Failed Bailout Drops Stocks for Agribusiness Companies

GOP could feel backlash from bailout defeat.

Stock prices of many agribusiness companies took a hit Monday afternoon in a general market melee after the House defeated a $700 billion bailout bill aimed at working out what many have called the worst U.S. financial crisis. The market was under severe pressure as Wall Street traders reacted with shock to the 228-205 vote.

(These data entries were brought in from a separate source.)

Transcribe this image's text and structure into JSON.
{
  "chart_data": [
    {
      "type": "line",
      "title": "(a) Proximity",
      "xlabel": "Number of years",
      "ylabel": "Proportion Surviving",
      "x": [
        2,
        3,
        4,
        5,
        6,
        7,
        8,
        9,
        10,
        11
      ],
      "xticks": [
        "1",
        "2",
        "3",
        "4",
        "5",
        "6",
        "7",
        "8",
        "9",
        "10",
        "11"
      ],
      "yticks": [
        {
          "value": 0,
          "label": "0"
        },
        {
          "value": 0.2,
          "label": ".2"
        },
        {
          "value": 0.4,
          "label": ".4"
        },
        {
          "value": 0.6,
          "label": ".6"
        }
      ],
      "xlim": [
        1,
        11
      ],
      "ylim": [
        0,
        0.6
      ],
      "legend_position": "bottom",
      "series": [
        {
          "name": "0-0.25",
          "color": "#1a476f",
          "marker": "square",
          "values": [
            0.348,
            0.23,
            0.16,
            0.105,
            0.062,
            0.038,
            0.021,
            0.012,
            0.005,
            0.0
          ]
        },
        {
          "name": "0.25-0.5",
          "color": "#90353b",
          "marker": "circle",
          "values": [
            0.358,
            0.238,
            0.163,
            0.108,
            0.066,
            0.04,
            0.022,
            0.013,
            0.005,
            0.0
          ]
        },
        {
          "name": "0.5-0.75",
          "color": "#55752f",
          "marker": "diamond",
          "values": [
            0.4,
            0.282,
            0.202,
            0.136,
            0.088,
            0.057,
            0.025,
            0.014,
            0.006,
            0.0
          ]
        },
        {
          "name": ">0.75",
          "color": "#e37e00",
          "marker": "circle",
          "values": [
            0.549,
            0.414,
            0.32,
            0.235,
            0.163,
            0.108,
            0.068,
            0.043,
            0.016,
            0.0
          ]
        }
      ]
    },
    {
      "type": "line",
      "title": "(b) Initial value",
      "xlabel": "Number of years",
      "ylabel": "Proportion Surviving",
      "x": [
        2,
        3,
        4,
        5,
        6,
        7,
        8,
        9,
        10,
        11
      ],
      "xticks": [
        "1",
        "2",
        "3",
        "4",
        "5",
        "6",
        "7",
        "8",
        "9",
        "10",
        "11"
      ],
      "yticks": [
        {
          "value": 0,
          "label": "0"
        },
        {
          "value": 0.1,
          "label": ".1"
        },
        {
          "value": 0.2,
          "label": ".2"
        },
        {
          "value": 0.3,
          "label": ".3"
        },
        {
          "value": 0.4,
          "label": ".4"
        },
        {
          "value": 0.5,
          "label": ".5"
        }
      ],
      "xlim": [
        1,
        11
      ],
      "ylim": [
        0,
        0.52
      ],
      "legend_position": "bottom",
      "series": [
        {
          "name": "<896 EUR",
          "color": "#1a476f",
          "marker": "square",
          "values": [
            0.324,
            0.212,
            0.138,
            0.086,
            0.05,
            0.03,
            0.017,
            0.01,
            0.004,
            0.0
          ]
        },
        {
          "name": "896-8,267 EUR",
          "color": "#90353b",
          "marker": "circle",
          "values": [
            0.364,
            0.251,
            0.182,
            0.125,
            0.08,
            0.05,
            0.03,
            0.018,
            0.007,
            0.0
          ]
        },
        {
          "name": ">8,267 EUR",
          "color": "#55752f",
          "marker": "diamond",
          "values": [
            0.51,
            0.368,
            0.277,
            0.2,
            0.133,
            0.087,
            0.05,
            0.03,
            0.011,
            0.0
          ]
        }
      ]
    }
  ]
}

With the market down 574 with an hour of trading left, it was unclear where the market would close. But the market initially went down 705 points as it became clear the vote would fail. House Banking Committee Chairman Barney Frank, D-Mass., sent word that House leadership would not try for another vote until Congress could assess the market reaction. While some experts predicted the markets might right themselves other commentators predicted a financial meltdown for the U.S. and perhaps other economies. At the close the Dow Industrial was down a record 777 points.

The blame game on the vote began immediately. House Republican leaders John Boehner, Ohio, and Roy Blunt, Missouri, blamed a partisan floor speech by House Speaker Nancy Pelosi for undermining Republican support.

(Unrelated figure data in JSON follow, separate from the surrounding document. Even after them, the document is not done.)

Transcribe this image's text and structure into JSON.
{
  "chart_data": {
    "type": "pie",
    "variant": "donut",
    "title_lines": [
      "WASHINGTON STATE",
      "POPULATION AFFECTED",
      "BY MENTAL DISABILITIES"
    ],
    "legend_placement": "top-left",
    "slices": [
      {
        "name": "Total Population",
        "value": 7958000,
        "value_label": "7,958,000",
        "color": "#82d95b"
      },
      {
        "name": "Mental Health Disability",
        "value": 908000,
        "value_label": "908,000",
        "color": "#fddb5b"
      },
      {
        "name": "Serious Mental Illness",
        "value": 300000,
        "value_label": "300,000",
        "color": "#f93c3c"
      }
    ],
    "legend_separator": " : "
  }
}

Republican House members voted against the bill almost 2-1, in what largely is viewed as a reflection of widespread disgust across the U.S. with a financial crisis. Although the GOP votes may have represented constituent views, the immediate plunge in stock market values could mean a backlash against Monday's votes. Commentators believe the pain in the markets may also impact the chance for Republican John McCain to win a bid for the presidency.

Democrats voted 140 yeas to 95 nays for the bailout. Republicans voted 65 yeas to 133 nays.
The House Republican vote was a slap down for the Bush Administration, which earlier Monday urged support for the bailout package noting that "much if not all, of the amounts provided for in the legislation to buy or insure troubled assets will ultimately be recouped." The statement of administration policy noted that the "true cost of this legislation should be far less than $700 billion."